This kind of deadly and distant flooding caused by hurricanes has been seen before. Meteorologists warned that Ida might cause it. The National Weather Service’s head said that the storm’s torrential rains were so powerful and so fast that the region was unable to withstand the downpour.

Ida lost most of its 150 mph (2240 kph), wind force but the storm retained its strong rainy core. According to atmospheric scientists and meteorologists, it then merged with a strengthening and wetter non-tropical stormfront.

Kerry Emanuel, MIT meteorology professor, said that this is when “exceptional rainfall can occur”.

Emanuel said that this is not a common occurrence. “For example, it happened with Hurricane Camille of 1969, which took a similar path.” Camille killed more than 100 people in Virginia from flooding after making landfall as a Category 5 hurricane in Mississippi.

Louis Uccellini, National Weather Service Director, and other meteorologists noticed an eerie resemblance to Camille over the weekend. This alarming observation prompted them to raise alarms.

“We all knew this possibility. These discussions took place even before the storm hit Louisiana,” Uccellini said to The Associated Press during a Thursday interview.

According to Bob Henson, a meteorologist at Yale Climate Connections, Hurricane Ivan 2004 followed a similar path and caused record-breaking rainfall in Pittsburgh. He said that Ida was a case of “rainmaking” and that it all happened along the I-95 corridor.

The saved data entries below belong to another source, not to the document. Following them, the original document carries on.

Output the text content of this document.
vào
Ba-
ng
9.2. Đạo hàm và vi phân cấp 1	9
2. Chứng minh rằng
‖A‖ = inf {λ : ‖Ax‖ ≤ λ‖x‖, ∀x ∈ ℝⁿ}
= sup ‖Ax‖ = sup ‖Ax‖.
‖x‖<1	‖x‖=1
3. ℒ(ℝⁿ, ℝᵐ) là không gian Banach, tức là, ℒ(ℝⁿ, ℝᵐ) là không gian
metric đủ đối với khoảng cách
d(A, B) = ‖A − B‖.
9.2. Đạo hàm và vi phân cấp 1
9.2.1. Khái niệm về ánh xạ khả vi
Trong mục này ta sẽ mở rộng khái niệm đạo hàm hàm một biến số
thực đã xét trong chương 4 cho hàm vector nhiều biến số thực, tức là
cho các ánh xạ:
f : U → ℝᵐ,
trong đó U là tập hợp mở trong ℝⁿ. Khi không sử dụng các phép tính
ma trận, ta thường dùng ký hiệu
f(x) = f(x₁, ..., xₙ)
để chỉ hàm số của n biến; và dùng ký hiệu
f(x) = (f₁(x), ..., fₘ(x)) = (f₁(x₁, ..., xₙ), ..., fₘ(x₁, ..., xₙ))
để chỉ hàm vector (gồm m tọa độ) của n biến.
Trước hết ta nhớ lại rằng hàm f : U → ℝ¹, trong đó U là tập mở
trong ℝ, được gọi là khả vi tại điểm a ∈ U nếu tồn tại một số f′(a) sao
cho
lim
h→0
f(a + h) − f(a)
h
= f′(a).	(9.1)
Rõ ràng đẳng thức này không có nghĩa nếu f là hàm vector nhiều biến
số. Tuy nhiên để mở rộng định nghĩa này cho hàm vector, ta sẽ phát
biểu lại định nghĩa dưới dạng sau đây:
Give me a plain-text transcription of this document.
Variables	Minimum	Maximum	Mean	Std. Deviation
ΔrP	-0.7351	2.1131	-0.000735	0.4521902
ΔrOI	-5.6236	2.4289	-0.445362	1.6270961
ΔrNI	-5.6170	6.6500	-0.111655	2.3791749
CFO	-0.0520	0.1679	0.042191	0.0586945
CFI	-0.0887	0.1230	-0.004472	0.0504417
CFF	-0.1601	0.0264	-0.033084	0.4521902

The storm dumped more than 3 inches of rain on New York’s Central Park in just an hour Wednesday night, obliterating a record set less than two weeks earlier by Tropical Storm Henri. Parts of New Jersey, Massachusetts, Rhode Island and Pennsylvania got more than 9 inches of rain.

The death toll and damage amounts are mounting.

“Some of it is bad luck too. Brian McNoldy, University of Miami Hurricane researcher, said that Ida would have tracked 100 miles further east. That would have meant that the heaviest amount of rain would have fallen over the ocean.

McNoldy stated that the severe weather threat and flash flooding threat in these regions were well-forecast several days in advance but it doesn’t lessen the damage they cause,” McNoldy added in an email. He also attached National Weather Service warnings starting Monday and Tuesday.